In the kitchen, he took two cans of lemonade from the fridge, poured hers into a glass and handed it to her.
He leaned against the counter, taking a draught from his can, while she perched on the edge of the table.
“Where did you get to this morning?” he asked.
“I went to church.”
“Didn’t see you there.”
“I was late, took a seat at the back. I’d run out of gas, couldn’t get the car started. I had to walk.”
“And after?”
“I didn’t hang around. I’m not quite ready to talk to people yet.” She looked down at her glass, ran a slender fingertip over the rim. Her oval nails were painted the exact same shade of Sunset Blush as her lips. “Although I did have a word with an old friend on my way home. Molly White. Martin now. She said you were going to her place for lunch.”
“She mentioned that you’d met up.” He looked again at her hair, which was full of bits of sunshine from the rays streaming in through the window. It used to be a short curly mop; now it was parted in the center and fell to her breasts, straight as rain. He preferred it like this. Except that it made him ache to run his hands through it, to feel the silky strands slide through his fingers—
“Molly told me she’d lost her husband. How long ago was that?”

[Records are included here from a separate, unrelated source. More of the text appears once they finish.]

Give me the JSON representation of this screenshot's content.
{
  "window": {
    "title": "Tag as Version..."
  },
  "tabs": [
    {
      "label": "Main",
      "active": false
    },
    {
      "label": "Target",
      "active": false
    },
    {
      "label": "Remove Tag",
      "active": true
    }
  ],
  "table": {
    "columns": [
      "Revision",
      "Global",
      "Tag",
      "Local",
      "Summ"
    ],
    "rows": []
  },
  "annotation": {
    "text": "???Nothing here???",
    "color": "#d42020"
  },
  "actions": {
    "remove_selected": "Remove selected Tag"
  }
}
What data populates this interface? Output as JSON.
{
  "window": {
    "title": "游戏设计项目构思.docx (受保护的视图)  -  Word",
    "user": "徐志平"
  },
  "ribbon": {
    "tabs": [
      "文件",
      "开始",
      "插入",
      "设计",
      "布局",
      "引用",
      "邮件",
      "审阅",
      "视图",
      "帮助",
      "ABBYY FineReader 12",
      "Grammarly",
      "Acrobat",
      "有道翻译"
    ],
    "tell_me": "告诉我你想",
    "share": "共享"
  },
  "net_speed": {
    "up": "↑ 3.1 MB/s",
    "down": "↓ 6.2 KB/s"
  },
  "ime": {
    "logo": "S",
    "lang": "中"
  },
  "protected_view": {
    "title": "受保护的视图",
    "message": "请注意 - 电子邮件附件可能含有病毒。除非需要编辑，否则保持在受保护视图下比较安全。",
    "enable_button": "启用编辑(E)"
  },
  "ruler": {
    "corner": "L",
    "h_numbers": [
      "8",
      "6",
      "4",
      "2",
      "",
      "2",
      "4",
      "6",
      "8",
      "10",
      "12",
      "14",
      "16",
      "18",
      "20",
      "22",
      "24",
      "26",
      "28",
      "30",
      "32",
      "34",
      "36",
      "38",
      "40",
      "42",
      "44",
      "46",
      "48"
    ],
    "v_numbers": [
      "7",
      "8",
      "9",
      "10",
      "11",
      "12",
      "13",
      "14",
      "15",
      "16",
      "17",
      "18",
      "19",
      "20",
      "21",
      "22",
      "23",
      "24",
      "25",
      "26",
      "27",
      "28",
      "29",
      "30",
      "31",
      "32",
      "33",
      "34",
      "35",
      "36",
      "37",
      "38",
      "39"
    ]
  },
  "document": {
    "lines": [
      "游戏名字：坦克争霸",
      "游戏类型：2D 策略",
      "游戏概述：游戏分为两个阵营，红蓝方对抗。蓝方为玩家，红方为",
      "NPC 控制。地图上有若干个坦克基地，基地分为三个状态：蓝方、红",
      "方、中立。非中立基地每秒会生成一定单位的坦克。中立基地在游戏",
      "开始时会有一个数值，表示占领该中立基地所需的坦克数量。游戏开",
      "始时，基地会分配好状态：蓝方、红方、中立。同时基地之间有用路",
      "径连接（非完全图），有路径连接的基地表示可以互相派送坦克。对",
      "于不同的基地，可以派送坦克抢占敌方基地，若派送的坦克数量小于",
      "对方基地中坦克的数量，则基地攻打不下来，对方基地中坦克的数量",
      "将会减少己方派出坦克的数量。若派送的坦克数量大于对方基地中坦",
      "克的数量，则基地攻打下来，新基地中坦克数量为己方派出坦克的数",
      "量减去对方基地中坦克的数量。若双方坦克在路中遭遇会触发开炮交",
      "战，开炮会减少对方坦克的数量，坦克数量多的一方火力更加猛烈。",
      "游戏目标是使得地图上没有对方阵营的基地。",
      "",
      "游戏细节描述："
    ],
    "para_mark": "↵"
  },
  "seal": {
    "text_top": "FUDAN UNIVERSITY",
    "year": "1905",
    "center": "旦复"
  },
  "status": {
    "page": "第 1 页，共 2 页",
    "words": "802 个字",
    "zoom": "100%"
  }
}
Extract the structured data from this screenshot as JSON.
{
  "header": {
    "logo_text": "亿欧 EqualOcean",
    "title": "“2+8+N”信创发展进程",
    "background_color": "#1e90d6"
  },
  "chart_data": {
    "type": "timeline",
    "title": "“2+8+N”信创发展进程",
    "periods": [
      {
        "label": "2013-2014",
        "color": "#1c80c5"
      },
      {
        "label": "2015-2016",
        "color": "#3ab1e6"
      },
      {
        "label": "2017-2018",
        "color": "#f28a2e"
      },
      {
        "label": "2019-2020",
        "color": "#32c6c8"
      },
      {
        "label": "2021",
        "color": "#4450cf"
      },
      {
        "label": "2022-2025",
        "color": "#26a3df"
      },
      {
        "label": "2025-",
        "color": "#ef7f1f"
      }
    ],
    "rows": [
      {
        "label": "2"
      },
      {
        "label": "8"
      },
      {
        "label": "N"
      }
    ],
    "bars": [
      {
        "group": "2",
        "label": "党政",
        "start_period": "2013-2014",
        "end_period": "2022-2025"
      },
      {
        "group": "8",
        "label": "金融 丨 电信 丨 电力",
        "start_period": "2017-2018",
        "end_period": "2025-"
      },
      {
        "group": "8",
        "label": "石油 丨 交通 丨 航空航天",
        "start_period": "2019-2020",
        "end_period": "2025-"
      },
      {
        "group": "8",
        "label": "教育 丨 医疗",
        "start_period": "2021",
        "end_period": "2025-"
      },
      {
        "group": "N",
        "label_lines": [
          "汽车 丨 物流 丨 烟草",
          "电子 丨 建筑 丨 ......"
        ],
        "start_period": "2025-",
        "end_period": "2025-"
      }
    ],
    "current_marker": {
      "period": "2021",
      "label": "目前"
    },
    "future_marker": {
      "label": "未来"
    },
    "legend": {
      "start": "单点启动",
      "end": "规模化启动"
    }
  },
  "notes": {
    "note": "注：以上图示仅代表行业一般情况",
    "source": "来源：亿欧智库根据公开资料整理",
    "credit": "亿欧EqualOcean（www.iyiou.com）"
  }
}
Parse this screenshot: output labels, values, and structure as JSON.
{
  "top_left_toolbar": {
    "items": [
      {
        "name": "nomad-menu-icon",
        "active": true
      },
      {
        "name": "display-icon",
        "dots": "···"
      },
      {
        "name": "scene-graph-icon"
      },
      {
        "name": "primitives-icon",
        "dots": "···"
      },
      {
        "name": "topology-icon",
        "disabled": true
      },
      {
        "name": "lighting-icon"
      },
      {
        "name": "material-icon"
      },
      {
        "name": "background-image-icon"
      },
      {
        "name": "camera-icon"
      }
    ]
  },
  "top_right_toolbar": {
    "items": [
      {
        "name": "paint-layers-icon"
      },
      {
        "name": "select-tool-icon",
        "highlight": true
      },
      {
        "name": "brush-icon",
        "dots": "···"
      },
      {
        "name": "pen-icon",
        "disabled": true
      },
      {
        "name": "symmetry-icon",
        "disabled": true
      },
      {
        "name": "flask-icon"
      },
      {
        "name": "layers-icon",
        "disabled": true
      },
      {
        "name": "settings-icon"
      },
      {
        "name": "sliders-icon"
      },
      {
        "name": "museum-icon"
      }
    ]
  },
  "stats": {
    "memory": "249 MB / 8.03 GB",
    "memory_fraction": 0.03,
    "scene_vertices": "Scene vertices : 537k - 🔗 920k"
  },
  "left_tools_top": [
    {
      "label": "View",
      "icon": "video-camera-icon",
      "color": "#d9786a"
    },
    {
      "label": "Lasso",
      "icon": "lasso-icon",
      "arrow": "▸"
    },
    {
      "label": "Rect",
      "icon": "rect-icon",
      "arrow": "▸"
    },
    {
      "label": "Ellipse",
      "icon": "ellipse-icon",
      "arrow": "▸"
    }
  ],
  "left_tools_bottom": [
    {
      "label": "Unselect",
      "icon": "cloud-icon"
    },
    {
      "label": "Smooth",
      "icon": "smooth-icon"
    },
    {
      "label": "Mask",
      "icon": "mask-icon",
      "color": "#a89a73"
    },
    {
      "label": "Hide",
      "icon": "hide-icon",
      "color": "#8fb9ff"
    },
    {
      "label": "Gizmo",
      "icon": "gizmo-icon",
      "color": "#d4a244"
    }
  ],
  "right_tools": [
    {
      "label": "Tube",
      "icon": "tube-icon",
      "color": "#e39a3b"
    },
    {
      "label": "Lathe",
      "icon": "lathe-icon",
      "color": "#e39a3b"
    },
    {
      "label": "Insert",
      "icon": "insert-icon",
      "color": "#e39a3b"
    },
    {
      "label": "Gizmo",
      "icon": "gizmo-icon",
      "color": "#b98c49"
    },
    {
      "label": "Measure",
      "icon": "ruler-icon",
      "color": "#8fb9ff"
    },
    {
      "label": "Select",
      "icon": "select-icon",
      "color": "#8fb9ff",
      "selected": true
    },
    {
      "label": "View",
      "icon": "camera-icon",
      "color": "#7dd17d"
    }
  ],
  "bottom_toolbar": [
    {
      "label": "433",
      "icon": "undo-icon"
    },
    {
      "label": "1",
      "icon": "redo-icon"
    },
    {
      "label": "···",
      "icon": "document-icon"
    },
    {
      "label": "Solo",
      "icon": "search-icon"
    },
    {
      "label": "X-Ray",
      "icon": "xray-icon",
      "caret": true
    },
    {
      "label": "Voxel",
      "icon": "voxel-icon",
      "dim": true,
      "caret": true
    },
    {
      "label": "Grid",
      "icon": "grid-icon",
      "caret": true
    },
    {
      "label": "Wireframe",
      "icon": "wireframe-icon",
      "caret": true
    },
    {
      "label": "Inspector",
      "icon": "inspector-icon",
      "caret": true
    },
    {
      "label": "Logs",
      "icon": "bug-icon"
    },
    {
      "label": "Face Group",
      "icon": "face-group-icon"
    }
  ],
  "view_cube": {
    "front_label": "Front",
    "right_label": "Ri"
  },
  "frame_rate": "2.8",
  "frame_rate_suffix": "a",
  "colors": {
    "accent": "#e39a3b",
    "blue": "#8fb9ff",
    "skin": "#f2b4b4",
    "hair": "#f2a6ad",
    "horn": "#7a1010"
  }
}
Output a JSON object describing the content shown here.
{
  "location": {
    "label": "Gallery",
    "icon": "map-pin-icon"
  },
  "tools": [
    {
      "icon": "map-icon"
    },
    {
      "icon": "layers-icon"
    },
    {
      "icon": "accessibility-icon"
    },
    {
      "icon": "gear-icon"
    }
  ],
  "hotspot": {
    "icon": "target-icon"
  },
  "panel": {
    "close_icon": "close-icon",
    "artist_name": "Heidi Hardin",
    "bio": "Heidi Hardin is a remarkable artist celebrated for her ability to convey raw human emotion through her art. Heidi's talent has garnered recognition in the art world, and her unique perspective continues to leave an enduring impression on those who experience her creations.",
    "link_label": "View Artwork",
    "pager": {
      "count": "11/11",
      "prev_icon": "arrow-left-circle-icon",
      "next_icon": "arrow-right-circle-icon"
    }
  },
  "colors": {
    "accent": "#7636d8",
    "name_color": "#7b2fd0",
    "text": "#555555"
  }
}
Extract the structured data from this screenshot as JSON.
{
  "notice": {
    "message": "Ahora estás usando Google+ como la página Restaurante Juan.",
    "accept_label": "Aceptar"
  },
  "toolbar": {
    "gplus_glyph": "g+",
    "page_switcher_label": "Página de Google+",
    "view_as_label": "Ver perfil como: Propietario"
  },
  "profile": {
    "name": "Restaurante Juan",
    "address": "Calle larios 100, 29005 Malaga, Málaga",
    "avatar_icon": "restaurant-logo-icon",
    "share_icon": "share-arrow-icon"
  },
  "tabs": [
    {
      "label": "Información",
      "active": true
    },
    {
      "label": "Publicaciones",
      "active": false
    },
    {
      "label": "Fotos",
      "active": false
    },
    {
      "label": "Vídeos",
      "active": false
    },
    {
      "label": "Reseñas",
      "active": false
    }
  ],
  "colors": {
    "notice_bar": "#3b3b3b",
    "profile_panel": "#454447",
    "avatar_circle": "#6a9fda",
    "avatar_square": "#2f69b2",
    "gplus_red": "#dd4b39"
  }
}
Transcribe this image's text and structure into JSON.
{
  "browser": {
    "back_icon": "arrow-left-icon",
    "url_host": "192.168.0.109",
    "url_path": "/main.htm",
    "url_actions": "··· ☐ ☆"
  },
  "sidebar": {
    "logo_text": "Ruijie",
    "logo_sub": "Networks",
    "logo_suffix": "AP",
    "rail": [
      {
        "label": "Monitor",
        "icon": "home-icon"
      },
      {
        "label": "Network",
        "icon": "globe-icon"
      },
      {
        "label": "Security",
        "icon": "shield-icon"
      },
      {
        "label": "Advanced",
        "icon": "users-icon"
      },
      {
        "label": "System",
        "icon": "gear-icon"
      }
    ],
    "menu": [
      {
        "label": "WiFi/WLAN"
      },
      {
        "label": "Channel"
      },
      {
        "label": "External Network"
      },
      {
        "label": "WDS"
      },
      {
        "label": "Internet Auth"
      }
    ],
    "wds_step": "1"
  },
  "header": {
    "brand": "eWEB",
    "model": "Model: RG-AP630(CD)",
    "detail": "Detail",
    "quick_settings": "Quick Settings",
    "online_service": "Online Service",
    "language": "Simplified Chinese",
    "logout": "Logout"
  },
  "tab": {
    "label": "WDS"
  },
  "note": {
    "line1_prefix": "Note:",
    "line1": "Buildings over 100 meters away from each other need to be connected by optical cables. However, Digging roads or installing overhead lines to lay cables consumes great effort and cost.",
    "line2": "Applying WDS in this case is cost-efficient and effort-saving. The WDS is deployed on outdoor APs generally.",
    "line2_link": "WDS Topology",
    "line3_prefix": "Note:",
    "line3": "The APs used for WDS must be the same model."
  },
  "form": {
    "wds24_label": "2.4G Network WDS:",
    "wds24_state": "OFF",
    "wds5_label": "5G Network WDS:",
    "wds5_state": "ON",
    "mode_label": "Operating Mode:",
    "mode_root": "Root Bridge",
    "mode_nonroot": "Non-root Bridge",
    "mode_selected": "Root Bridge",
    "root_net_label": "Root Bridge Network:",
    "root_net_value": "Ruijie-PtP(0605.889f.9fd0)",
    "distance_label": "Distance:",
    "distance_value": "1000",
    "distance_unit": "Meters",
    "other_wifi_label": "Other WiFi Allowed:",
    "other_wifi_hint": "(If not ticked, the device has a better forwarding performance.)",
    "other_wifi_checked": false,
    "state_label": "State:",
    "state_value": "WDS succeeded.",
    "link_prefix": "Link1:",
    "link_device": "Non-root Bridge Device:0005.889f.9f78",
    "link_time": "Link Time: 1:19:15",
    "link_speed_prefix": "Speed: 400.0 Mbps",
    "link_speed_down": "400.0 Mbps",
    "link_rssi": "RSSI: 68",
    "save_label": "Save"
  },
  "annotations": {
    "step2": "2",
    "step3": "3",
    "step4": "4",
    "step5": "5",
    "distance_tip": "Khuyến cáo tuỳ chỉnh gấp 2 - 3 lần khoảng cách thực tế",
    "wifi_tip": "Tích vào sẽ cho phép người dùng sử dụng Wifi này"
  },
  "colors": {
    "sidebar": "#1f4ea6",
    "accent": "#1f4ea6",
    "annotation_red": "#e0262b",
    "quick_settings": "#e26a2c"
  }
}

“Three years ago. He was a cop. Shot in the line of duty—got in the way of a bullet when he was trying to stop a robbery at the Esso station on Wayberry Road. He and Molly…” Matt shook his head. “They were so right for each other. She took it hard. As did the kids, of course. Stuart and Iain adored their dad. And Dave thought the world of them, too. His family was his life.”
“Does Molly have a job?”
“No. She trained as a nurse, though, in Vancouver. Worked there full-time till the kids came along, then part-time after that. She’d been planning to start full-time again, once both boys were in school…but before she could, Dave was killed. She was shattered, went totally to pieces. She hasn’t worked at all since then. I often think it would be the best thing for her, to go back, but…” He shrugged.
He didn’t tell Liz that he wished Molly would go back to work. It wasn’t that he minded “being there” for her, he didn’t. What concerned him was that instead of becoming less dependent on him as time went by, she was becoming more and more clingy, more and more needy. He’d expected that by now she’d be making moves to reclaim her independence. She hadn’t. But he’d promised Dave to look after her for as long as she needed him. And so he would.
“Liz,” he said, “I want to talk about you. Why did you come back here? Did things go…wrong…in New York?”
“Wrong? What do you mean?”
“You know…problems at work, or with…a man…?”
“That’s my business, Matt. I’d prefer if you didn’t try to pry into my affairs—”
“It’s just that you’re looking a bit…run-down.”
“I was in a stressful job,” she said. “I worked for the CEO of a major stockbroking firm. Busy, busy, busy, with long hours, constant deadlines. It took a lot out of me, I was getting burned out…but now that I’m home, I’ll be fine. And since you’re into making personal remarks,” she added, raking a pointed glance over his face, “it looks as if you finally met your match!”
She was referring, of course, to his broken nose; his scarred lip; his bashed-in cheekbone.
“Yeah.” He managed to keep his tone nonchalant, but his hand clenched around the can and he heard a faint creak as the tin gave way under the pressure. “I guess I did.”